Electrochemical analysis of nanoporous carbons derived from activation of polypyrrole for stable supercapacitors

Abstract

In this study, activated carbon was derived from polypyrrole (PPY) using a K2CO3 activating agent with varying mass ratios of the activating agent to PPY polymer (AA:PP), for the optimization of the hierarchical pore structure necessary for improved electrochemical performance. The textural study of the as-synthesized samples (AC-PPY) displayed an increase in the specific surface area (SSA) and pore volume with increase in the amount of the activating agent up to a threshold for AA:PP of 6:1. The increase in the SSA was due to the presence of hierarchical pores in the material structure for efficient ion penetration. Initial half-cell electrochemical tests performed on the different activated carbon samples with varying SSA revealed superior charge storage capability for the 6:1 sample in both negative and positive operating potentials. The highest current response value was obtained from the signatory EDLC-type cyclic voltammogram, along with the longest discharge time from the chronopotentiometry plot as a result of the lowest ion diffusion length for successful fast ion transport reported from the impedance spectroscopy analysis. A full symmetric device (AC-PPY-6) assembled from the best material using KNO3 neutral electrolyte yielded a specific capacitance of 140 F g−1, 12.4 Wh kg−1 energy density at 0.5 A g−1 gravimetric current.

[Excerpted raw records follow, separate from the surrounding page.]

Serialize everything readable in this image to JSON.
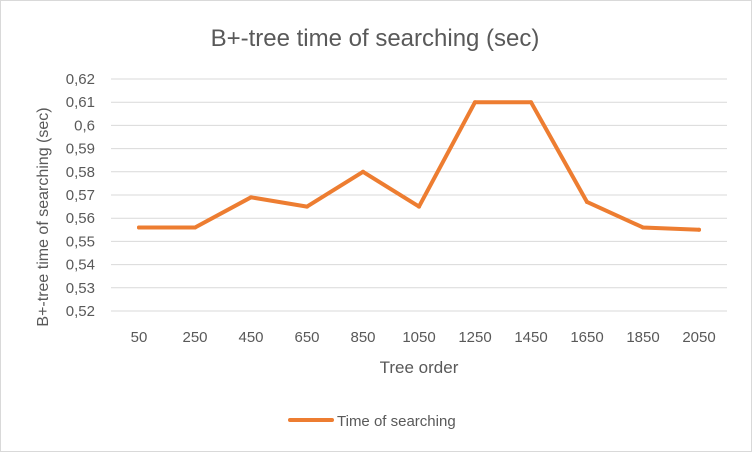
{
  "chart_data": {
    "type": "line",
    "title": "B+-tree time of searching (sec)",
    "xlabel": "Tree order",
    "ylabel": "B+-tree time of searching (sec)",
    "categories": [
      "50",
      "250",
      "450",
      "650",
      "850",
      "1050",
      "1250",
      "1450",
      "1650",
      "1850",
      "2050"
    ],
    "series": [
      {
        "name": "Time of searching",
        "color": "#ED7D31",
        "values": [
          0.556,
          0.556,
          0.569,
          0.565,
          0.58,
          0.565,
          0.61,
          0.61,
          0.567,
          0.556,
          0.555
        ]
      }
    ],
    "ylim": [
      0.52,
      0.62
    ],
    "ytick_step": 0.01,
    "y_tick_labels": [
      "0,52",
      "0,53",
      "0,54",
      "0,55",
      "0,56",
      "0,57",
      "0,58",
      "0,59",
      "0,6",
      "0,61",
      "0,62"
    ],
    "grid": true,
    "legend": "bottom",
    "colors": {
      "grid": "#d9d9d9",
      "text": "#595959"
    }
  }
}
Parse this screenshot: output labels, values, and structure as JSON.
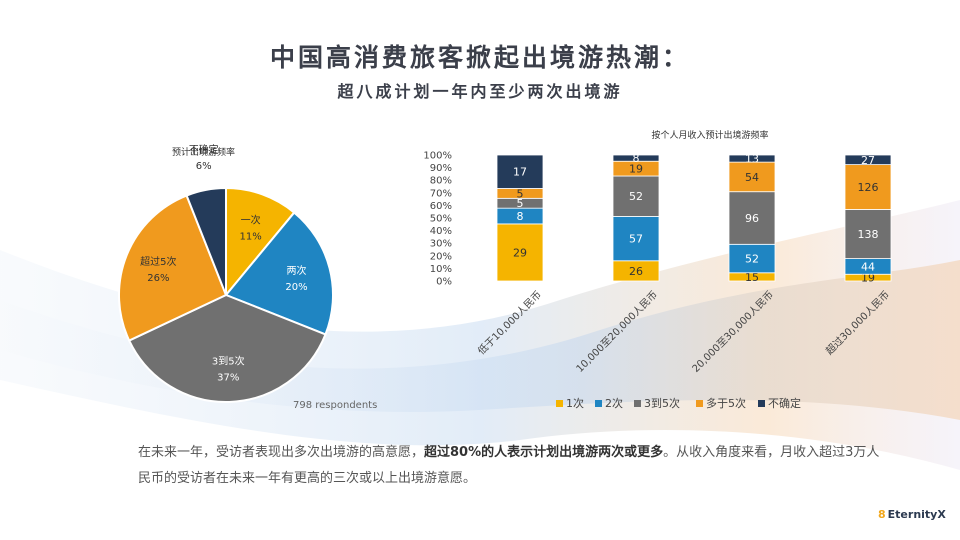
{
  "page": {
    "title": "中国高消费旅客掀起出境游热潮：",
    "subtitle": "超八成计划一年内至少两次出境游",
    "respondents": "798 respondents",
    "body_text_1": "在未来一年，受访者表现出多次出境游的高意愿，",
    "body_text_bold": "超过80%的人表示计划出境游两次或更多",
    "body_text_2": "。从收入角度来看，月收入超过3万人民币的受访者在未来一年有更高的三次或以上出境游意愿。",
    "logo_text": "EternityX"
  },
  "chart_data": [
    {
      "type": "pie",
      "title": "预计出境游频率",
      "slices": [
        {
          "label": "一次",
          "value": 11,
          "pct_label": "11%",
          "color": "#f5b400"
        },
        {
          "label": "两次",
          "value": 20,
          "pct_label": "20%",
          "color": "#1f85c2"
        },
        {
          "label": "3到5次",
          "value": 37,
          "pct_label": "37%",
          "color": "#707070"
        },
        {
          "label": "超过5次",
          "value": 26,
          "pct_label": "26%",
          "color": "#f09a1e"
        },
        {
          "label": "不确定",
          "value": 6,
          "pct_label": "6%",
          "color": "#243b5a"
        }
      ]
    },
    {
      "type": "bar",
      "stacked": "percent",
      "title": "按个人月收入预计出境游频率",
      "categories": [
        "低于10,000人民币",
        "10,000至20,000人民币",
        "20,000至30,000人民币",
        "超过30,000人民币"
      ],
      "y_ticks": [
        "0%",
        "10%",
        "20%",
        "30%",
        "40%",
        "50%",
        "60%",
        "70%",
        "80%",
        "90%",
        "100%"
      ],
      "ylim": [
        0,
        100
      ],
      "legend_position": "bottom",
      "series": [
        {
          "name": "1次",
          "color": "#f5b400",
          "values": [
            29,
            26,
            15,
            19
          ]
        },
        {
          "name": "2次",
          "color": "#1f85c2",
          "values": [
            8,
            57,
            52,
            44
          ]
        },
        {
          "name": "3到5次",
          "color": "#707070",
          "values": [
            5,
            52,
            96,
            138
          ]
        },
        {
          "name": "多于5次",
          "color": "#f09a1e",
          "values": [
            5,
            19,
            54,
            126
          ]
        },
        {
          "name": "不确定",
          "color": "#243b5a",
          "values": [
            17,
            8,
            13,
            27
          ]
        }
      ]
    }
  ]
}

An energy density of 7.12 Wh kg−1 was still maintained at a specific current of 2 A g−1. Interestingly, after the ageing test to ascertain device stability, the device energy density increased back to 12.2 Wh kg−1 as a result of the creation of additional active pores within the nanostructured material for charge storage via voltage holding tests which also led to the enhancement in specific capacitance to 137.5 F g−1 at 2 A g−1. A 99.0% capacitance retention was recorded even after 10000 cycles at a moderate specific current of 2 A g−1. A substantial approach was used to elucidate the degradation phenomena from the device self-discharge profile, which showcased the device retaining up to 70% of its operating potential after 80 h (> 3 days) on open circuit. The results obtained demonstrate the potential of adopting the AC-PPY material in potential device for energy storage purposes.